Denuncia de la CONACEE

Esta dualidad ya ha sido denunciada por algunas entidades. La Confederación Nacional de Centros Especiales de Empleo ha decidido denunciar la que considera una violación de derechos de este nuevo convenio, en cuanto “permitirá que determinadas Entidades del Tercer Sector Social, en actuación concertada con los sindicatos, expulsen a la iniciativa empresarial de la inserción laboral de las personas con discapacidad a través de los Centros Especiales de Empleo.”

Según afirma la entidad, el nuevo texto establece una discriminación salarial entre trabajadores con discapacidad, que afectará a más de 50.000 empleados, al forzar el cierre de más de 65% de los Centros Especiales de Empleo que existen en España y que son de iniciativa empresarial.

Asimismo, denuncian como la CNMC aprecia una desventaja competitiva a los centros de iniciativa empresarial, dado el impacto en su facturación y nivel de empleo, y creará una distorsión en el mercado de trabajo de las personas con discapacidad, pues un mismo trabajador con discapacidad percibirá distinta remuneración por el mismo trabajo, en el mismo sector, según pertenezca a un CEE de iniciativa empresarial o de iniciativa social.

Contrataciones y salario del nuevo convenio

El régimen de contratación estará supeditado a las modalidades presentes en el Estatuto de los Trabajadores, pudiendo adquirir la condición de fijos si transcurrido el tiempo del mismo se continúan realizando actividades sin la existencia de un nuevo contrato.

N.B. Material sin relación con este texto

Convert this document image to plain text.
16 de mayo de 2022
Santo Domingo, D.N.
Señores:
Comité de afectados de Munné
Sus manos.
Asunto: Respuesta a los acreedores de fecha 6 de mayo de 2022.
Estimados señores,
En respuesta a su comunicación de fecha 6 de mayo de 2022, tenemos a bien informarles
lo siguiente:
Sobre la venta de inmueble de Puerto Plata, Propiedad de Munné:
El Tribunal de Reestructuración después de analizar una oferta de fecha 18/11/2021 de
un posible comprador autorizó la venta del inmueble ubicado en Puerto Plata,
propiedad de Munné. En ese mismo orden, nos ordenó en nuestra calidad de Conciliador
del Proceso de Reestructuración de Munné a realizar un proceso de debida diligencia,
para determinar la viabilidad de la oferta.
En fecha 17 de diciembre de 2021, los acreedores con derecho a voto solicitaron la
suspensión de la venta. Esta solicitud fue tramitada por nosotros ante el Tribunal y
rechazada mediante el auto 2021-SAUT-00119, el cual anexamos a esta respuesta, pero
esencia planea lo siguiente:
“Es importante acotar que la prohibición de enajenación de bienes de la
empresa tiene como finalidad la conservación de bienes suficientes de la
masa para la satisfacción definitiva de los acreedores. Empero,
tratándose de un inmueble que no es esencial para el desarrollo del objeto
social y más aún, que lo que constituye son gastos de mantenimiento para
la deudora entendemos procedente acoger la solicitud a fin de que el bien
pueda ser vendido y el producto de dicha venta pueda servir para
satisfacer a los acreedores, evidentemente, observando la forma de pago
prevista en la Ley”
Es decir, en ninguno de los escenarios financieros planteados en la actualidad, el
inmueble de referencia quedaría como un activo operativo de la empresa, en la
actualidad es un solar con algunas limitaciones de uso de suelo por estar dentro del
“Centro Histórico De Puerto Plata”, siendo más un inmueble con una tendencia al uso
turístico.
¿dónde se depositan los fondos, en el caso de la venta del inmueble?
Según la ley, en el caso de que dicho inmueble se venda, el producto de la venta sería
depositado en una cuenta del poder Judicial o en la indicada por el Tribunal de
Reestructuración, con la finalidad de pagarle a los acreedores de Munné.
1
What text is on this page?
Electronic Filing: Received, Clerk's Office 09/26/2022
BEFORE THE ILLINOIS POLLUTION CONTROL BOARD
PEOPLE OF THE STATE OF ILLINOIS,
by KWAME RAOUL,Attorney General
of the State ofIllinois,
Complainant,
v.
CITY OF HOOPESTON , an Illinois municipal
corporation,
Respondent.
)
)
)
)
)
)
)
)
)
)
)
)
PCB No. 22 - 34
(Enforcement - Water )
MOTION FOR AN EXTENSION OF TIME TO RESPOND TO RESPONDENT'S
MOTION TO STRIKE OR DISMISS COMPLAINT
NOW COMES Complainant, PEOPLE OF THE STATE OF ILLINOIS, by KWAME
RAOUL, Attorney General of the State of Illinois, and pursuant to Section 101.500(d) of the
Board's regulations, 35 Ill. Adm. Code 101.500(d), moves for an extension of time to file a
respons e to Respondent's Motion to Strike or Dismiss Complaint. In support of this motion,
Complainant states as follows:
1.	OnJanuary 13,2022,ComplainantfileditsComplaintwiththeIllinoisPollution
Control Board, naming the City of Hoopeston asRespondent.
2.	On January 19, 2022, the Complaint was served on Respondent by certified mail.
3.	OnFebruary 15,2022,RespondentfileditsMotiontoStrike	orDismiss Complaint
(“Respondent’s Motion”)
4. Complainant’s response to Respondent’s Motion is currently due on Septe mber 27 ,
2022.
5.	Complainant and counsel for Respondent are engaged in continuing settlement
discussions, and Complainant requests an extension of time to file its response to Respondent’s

Las retribuciones del personal comprendido en este Convenio estarán constituidas por el salario base, los complementos, pluses y demás conceptos retributivos. El complemento de desarrollo profesional (CDP) regulado en el artículo 36 del XIV Convenio colectivo es sustituido por el complemento de desarrollo y capacitación profesional que se regula en el presente Convenio por lo que las cantidades que por el anterior complemento de desarrollo profesional vinieran percibiendo los trabajadores se integrarán en el nuevo complemento de desarrollo y capacitación profesional, hasta un máximo de un 5,6 % de la cantidad que se viniera percibiendo. Estará compuesto por dos niveles (N1 y N2) que se devengarán una sola vez cada uno de ellos y su puesta en marcha comenzará a partir del 1 de enero de 2019.